1/2 – 1 cup butternut squash previously boiled and mashed. Other vegetables or fruit that can be mashed or pureed like sweet potatoes, pumpkin, zucchini, apples, or pears, can be substituted.
1/2 cup flour (Preferably whole wheat)
1/2 cup corn meal
1 cup oatmeal
1 tsp baking powder
1 tsp baking soda
1 cup skim milk
1 whole egg ( or 2 egg whites)
pinch of salt
1 tablespoon of cinnamon
1 tsp vanilla
Canola Oil Cooking spray as needed
1. Mix together all dry ingredients- flour, corn meal, flax, oats, baking powder/soda, salt, cinnamon.
2. Add in egg(s) , milk and vanilla
3. Do not over-mix, fold all ingredients together until mixed in and gently mix in the vegetable and or fruit.
4. Consistency should be thin enough to pour or scoop out with a table spoon. If needed, add a little more milk to thin out consistency.

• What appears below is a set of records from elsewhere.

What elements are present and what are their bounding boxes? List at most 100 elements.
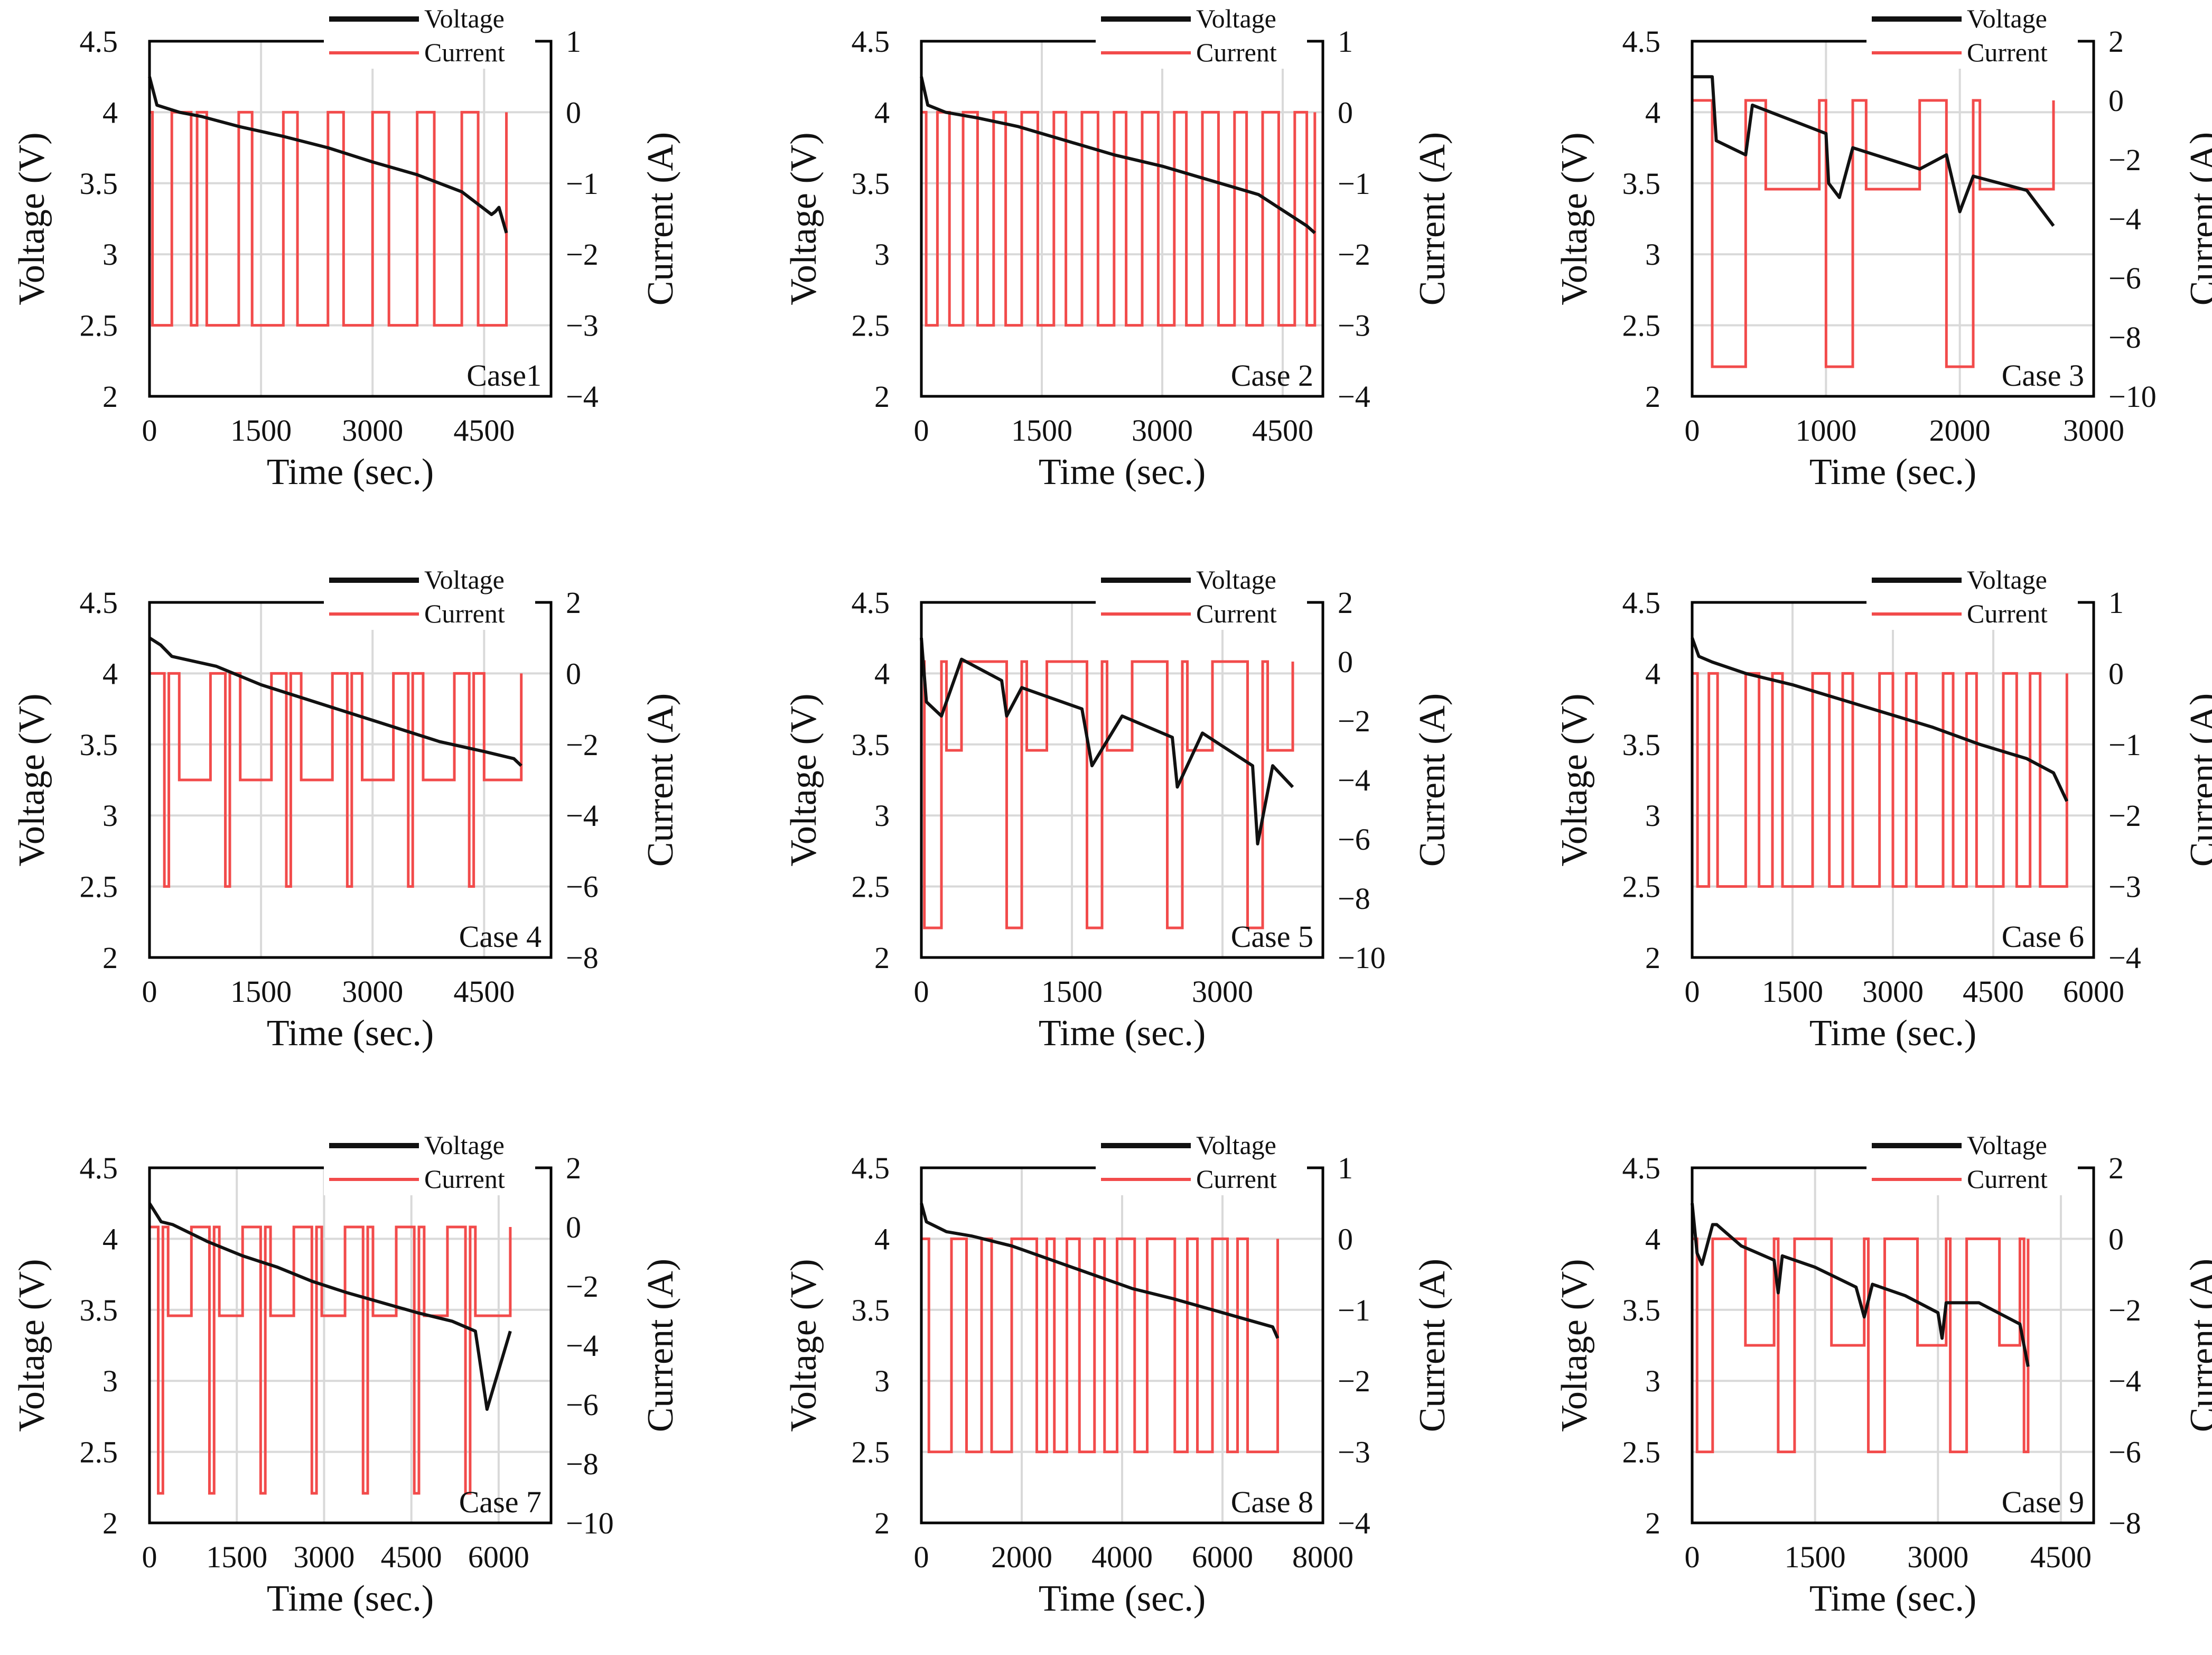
x-tick-label: 4500 xyxy=(453,413,515,448)
voltage-series-line xyxy=(920,1203,1280,1339)
y-left-tick-label: 4 xyxy=(874,656,890,691)
chart-panel-2: Voltage Current Case 2 0 1500 3000 4500 2 2.5 3 3.… xyxy=(783,3,1453,492)
y-left-tick-label: 3 xyxy=(102,1364,118,1398)
legend: Voltage Current xyxy=(1096,564,1307,630)
y-right-tick-label: −6 xyxy=(566,870,599,904)
y-right-tick-label: 0 xyxy=(2108,83,2124,118)
x-tick-label: 6000 xyxy=(1192,1540,1253,1574)
legend-voltage-label: Voltage xyxy=(1196,565,1276,594)
legend-background xyxy=(324,564,535,630)
legend-background xyxy=(1866,3,2078,69)
y-right-tick-label: −1 xyxy=(1338,1293,1370,1327)
y-left-tick-label: 4.5 xyxy=(1622,1151,1661,1185)
x-tick-label: 1500 xyxy=(206,1540,267,1574)
y-right-tick-label: 0 xyxy=(2108,1222,2124,1256)
y-right-axis-title: Current (A) xyxy=(2183,1259,2212,1433)
x-tick-label: 0 xyxy=(914,413,929,448)
current-series-line xyxy=(150,1225,512,1495)
x-tick-label: 0 xyxy=(142,1540,157,1574)
legend-current-label: Current xyxy=(1196,599,1277,628)
y-left-tick-label: 4.5 xyxy=(80,585,118,620)
y-left-tick-label: 3.5 xyxy=(80,166,118,201)
y-right-tick-label: −2 xyxy=(1338,704,1370,738)
legend-voltage-label: Voltage xyxy=(424,565,505,594)
y-right-tick-label: −4 xyxy=(2108,941,2141,975)
y-left-tick-label: 4 xyxy=(1645,1222,1660,1256)
legend-voltage-label: Voltage xyxy=(424,1130,505,1160)
legend-current-label: Current xyxy=(424,599,505,628)
x-tick-label: 1500 xyxy=(230,974,292,1009)
chart-panel-5: Voltage Current Case 5 0 1500 3000 2 2.5 3 3.5 4 4.… xyxy=(783,564,1453,1054)
x-tick-label: 4500 xyxy=(2030,1540,2092,1574)
chart-panel-9: Voltage Current Case 9 0 1500 3000 4500 2 2.5 3 3.… xyxy=(1554,1130,2212,1619)
y-left-axis-title: Voltage (V) xyxy=(1554,693,1595,866)
x-tick-label: 3000 xyxy=(293,1540,354,1574)
y-left-tick-label: 3.5 xyxy=(1622,728,1661,762)
x-tick-label: 0 xyxy=(914,1540,929,1574)
legend-current-label: Current xyxy=(424,1164,505,1194)
y-right-tick-label: −8 xyxy=(1338,881,1370,916)
legend-current-label: Current xyxy=(1196,1164,1277,1194)
voltage-series-line xyxy=(1692,75,2055,227)
y-left-tick-label: 3.5 xyxy=(1622,166,1661,201)
y-right-tick-label: −2 xyxy=(566,728,599,762)
y-left-tick-label: 2.5 xyxy=(852,1435,890,1470)
y-left-tick-label: 4 xyxy=(1645,95,1660,129)
x-tick-label: 0 xyxy=(142,974,157,1009)
case-label: Case 8 xyxy=(1231,1485,1313,1519)
y-right-tick-label: −3 xyxy=(1338,1435,1370,1470)
y-left-tick-label: 2.5 xyxy=(80,1435,118,1470)
legend-background xyxy=(1096,3,1307,69)
y-left-tick-label: 3.5 xyxy=(852,728,890,762)
y-right-tick-label: −4 xyxy=(566,798,599,833)
x-tick-label: 1500 xyxy=(1041,974,1103,1009)
legend-voltage-label: Voltage xyxy=(424,4,505,33)
current-series-line xyxy=(1692,99,2055,368)
y-right-tick-label: 0 xyxy=(1338,95,1353,129)
legend: Voltage Current xyxy=(1866,3,2078,69)
x-tick-label: 3000 xyxy=(342,413,403,448)
legend-voltage-label: Voltage xyxy=(1196,1130,1276,1160)
legend: Voltage Current xyxy=(324,1130,535,1195)
case-label: Case 7 xyxy=(459,1485,542,1519)
chart-panel-7: Voltage Current Case 7 0 1500 3000 4500 6000 2 2.… xyxy=(12,1130,681,1619)
legend-current-label: Current xyxy=(424,38,505,67)
y-left-tick-label: 2 xyxy=(1645,941,1660,975)
y-right-axis-title: Current (A) xyxy=(2183,693,2212,867)
x-tick-label: 4500 xyxy=(381,1540,442,1574)
voltage-series-line xyxy=(148,1202,512,1411)
y-left-tick-label: 4.5 xyxy=(852,585,890,620)
y-right-tick-label: −8 xyxy=(566,1447,599,1481)
y-left-tick-label: 2.5 xyxy=(1622,309,1661,343)
x-tick-label: 6000 xyxy=(468,1540,529,1574)
y-left-tick-label: 2 xyxy=(874,941,890,975)
y-left-tick-label: 3 xyxy=(1645,237,1660,272)
y-right-tick-label: 2 xyxy=(1338,585,1353,620)
x-axis-title: Time (sec.) xyxy=(267,452,434,492)
y-right-tick-label: −4 xyxy=(1338,763,1370,797)
y-left-tick-label: 3.5 xyxy=(1622,1293,1661,1327)
y-right-tick-label: 0 xyxy=(566,95,581,129)
legend-voltage-label: Voltage xyxy=(1967,1130,2047,1160)
y-right-tick-label: −4 xyxy=(1338,1506,1370,1540)
y-left-tick-label: 3 xyxy=(874,798,890,833)
y-right-axis-title: Current (A) xyxy=(1412,693,1453,867)
y-left-axis-title: Voltage (V) xyxy=(1554,132,1595,305)
y-right-tick-label: 2 xyxy=(2108,24,2124,59)
y-right-tick-label: −1 xyxy=(566,166,599,201)
y-left-tick-label: 3 xyxy=(874,237,890,272)
y-right-tick-label: 1 xyxy=(566,24,581,59)
voltage-series-line xyxy=(920,76,1316,235)
y-right-tick-label: −8 xyxy=(2108,320,2141,355)
y-left-tick-label: 3 xyxy=(102,237,118,272)
y-left-tick-label: 2.5 xyxy=(852,309,890,343)
x-tick-label: 0 xyxy=(1685,974,1700,1009)
y-right-tick-label: 0 xyxy=(2108,656,2124,691)
x-tick-label: 4000 xyxy=(1091,1540,1153,1574)
y-right-axis-title: Current (A) xyxy=(2183,132,2212,306)
y-right-axis-title: Current (A) xyxy=(640,693,681,867)
x-axis-title: Time (sec.) xyxy=(267,1578,434,1619)
legend-current-label: Current xyxy=(1967,1164,2048,1194)
legend: Voltage Current xyxy=(1096,3,1307,69)
x-tick-label: 0 xyxy=(142,413,157,448)
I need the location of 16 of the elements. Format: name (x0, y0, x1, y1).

5. Spray a flat pan with canola oil cooking spray, if additional fat is needed I use Smart Balance spread.
6. Set stove top low to medium heat, pour 1 tablespoon of mixture on small area of pan, fitting several on the pan. Allow space for the pancakes to spread out as needed.
7. Watch for small bubbles to appear throughout the pancakes, about 2-3 minutes, this indicates pancakes are cooked through.
8. Flip pancakes, finish cooking until golden brown.
9. Serve hot with pureed fruit, or pure maple syrup.